Lactate and malate dehydrogenase binding to the microsomal fraction from chicken liver

Abstract

Chicken liver microsomal fractions show lactate and malate dehydrogenase activities which behave differently with respect to successive extractions by sonication in 0.15 M NaCl, 0.2% Triton X-100 and 0.15 M NaCl, respectively. The Triton X-100-treated pellet did not show malate dehydrogenase activity but exhibited a 10-fold increase in lactate dehydrogenase activity with respect to the sonicated pellet.
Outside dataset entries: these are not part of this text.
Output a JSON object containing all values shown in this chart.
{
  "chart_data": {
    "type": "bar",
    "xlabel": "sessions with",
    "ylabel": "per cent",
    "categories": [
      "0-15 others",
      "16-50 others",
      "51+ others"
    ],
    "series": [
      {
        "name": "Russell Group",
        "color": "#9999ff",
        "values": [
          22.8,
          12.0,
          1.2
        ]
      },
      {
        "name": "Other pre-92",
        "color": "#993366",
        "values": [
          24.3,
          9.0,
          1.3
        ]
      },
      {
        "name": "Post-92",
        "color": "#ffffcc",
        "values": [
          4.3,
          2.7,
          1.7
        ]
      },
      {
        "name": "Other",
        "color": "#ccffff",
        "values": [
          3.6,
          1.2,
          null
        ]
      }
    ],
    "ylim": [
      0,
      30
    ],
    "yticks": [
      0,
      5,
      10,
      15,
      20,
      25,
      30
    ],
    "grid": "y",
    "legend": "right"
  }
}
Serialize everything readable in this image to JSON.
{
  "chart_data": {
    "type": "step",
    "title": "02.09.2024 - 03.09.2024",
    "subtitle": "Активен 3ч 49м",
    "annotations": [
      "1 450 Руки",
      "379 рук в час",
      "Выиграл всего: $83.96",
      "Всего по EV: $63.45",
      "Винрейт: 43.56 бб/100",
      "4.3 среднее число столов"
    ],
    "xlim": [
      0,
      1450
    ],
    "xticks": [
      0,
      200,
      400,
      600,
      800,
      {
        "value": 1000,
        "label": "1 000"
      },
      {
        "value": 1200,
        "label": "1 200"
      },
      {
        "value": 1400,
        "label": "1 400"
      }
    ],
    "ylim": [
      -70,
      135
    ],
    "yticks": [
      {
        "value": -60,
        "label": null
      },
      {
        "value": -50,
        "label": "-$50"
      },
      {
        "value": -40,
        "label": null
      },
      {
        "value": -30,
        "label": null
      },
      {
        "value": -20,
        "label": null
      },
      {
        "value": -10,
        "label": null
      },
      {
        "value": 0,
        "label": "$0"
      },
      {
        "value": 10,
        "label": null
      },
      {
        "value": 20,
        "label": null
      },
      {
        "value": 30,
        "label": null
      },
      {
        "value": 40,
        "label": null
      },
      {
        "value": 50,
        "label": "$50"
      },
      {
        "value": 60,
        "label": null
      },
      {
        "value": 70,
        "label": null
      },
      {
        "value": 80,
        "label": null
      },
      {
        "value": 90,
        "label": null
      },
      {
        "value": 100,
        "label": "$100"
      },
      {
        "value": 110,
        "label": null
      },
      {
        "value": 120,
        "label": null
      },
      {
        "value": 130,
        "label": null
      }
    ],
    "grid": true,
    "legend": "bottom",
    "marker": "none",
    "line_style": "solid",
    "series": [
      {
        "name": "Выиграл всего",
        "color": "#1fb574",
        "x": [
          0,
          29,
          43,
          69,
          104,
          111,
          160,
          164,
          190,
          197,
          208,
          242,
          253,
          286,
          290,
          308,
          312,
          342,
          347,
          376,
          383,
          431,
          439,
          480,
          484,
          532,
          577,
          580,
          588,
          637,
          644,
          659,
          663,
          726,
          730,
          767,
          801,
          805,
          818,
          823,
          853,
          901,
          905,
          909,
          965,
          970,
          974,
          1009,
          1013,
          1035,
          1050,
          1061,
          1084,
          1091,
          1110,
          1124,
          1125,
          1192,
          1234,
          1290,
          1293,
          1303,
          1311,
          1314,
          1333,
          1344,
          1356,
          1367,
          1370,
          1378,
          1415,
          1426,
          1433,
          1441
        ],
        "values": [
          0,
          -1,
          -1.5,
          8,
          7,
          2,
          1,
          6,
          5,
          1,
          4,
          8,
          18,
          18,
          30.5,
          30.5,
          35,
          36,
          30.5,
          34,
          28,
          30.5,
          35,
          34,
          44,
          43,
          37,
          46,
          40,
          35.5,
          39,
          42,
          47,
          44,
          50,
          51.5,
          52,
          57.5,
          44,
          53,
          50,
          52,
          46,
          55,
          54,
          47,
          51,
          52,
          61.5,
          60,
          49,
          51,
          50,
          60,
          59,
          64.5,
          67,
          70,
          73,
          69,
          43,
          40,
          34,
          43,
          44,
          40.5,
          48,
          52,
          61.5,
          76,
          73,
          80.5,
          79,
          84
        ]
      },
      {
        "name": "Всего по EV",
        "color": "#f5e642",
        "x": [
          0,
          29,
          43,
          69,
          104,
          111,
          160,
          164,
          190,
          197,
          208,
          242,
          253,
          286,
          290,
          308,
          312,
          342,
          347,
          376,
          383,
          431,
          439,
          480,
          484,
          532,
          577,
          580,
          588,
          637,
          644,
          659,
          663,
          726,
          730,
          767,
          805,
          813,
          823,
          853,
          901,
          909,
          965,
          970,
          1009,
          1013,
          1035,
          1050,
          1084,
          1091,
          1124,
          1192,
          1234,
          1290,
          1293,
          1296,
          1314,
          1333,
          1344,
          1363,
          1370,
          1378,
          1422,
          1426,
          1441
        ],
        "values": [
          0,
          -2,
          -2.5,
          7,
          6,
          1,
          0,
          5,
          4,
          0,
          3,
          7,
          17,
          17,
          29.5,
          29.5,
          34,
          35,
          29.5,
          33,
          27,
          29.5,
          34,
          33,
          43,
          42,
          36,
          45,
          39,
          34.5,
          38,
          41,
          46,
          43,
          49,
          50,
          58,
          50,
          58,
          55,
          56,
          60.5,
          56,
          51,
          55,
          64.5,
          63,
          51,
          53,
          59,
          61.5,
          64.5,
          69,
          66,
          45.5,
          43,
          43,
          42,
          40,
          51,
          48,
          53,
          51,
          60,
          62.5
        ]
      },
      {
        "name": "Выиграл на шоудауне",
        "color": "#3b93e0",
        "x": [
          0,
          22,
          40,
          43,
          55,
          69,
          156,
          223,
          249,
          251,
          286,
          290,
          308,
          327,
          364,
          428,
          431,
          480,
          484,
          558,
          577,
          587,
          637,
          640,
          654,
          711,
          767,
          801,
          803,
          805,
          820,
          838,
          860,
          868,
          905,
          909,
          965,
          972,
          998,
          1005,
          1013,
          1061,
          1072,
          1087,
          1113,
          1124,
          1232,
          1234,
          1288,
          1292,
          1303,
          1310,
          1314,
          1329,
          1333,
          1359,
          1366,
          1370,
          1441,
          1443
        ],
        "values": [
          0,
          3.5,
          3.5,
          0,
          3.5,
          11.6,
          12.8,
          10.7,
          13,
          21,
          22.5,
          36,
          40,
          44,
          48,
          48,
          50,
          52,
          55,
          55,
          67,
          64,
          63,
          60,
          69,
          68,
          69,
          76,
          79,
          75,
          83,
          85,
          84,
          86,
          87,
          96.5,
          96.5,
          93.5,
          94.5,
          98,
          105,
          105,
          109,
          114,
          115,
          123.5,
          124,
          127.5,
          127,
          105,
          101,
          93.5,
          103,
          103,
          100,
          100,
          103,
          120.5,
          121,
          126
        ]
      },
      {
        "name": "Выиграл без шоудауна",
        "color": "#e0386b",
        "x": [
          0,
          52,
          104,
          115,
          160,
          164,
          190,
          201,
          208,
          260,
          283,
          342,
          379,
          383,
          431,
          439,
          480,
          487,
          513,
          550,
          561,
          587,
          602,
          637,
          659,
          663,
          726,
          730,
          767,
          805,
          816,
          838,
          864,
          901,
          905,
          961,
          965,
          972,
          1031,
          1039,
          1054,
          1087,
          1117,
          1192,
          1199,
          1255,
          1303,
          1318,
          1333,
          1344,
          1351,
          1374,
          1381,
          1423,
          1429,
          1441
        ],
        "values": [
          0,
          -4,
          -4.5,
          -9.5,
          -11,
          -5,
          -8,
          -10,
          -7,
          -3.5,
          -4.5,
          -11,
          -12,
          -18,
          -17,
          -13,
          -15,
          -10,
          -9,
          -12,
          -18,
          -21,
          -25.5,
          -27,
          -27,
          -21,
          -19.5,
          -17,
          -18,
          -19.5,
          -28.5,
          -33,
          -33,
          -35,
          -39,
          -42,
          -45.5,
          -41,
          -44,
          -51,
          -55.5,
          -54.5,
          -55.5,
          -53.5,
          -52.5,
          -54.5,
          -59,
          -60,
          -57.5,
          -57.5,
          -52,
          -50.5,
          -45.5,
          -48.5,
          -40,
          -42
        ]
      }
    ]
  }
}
Total extracted lactate and malate dehydrogenase activities were, respectively, 7.5 and 1.7 times higher than that in the initial pellet. Different isoenzyme compositions were observed for cytosoluble and microsomal extracted lactate and malate dehydrogenases. When the ionic strength (0–500 mM) or the pH values (6.1–8.7) of the media were increased, an efficient release of lactate dehydrogenase was found at NaCl 30–70 mM and pH 6.6–7.3. Malate dehydrogenase solubilization under the same conditions was very small, even at NaCl 500 mM, but it attained a maximum in the 7.3–8.7 pH range. Cytosoluble lactate dehydrogenase bound in vitro to 0.15 M NaCl-treated (M 2) and sonicated (M 3) microsomal fractions but not to the crude microsomal fraction (M 1). Particle saturation by lactate dehydrogenase occurred with M 2 and M 3, which contained binding sites with different affinities. Cytosoluble malate dehydrogenase did not bind to M 1, M 2 and M 3 fractions, however, a little binding was found when purified basic malate dehydrogenase was incubated with M 2 or M 3 fractions.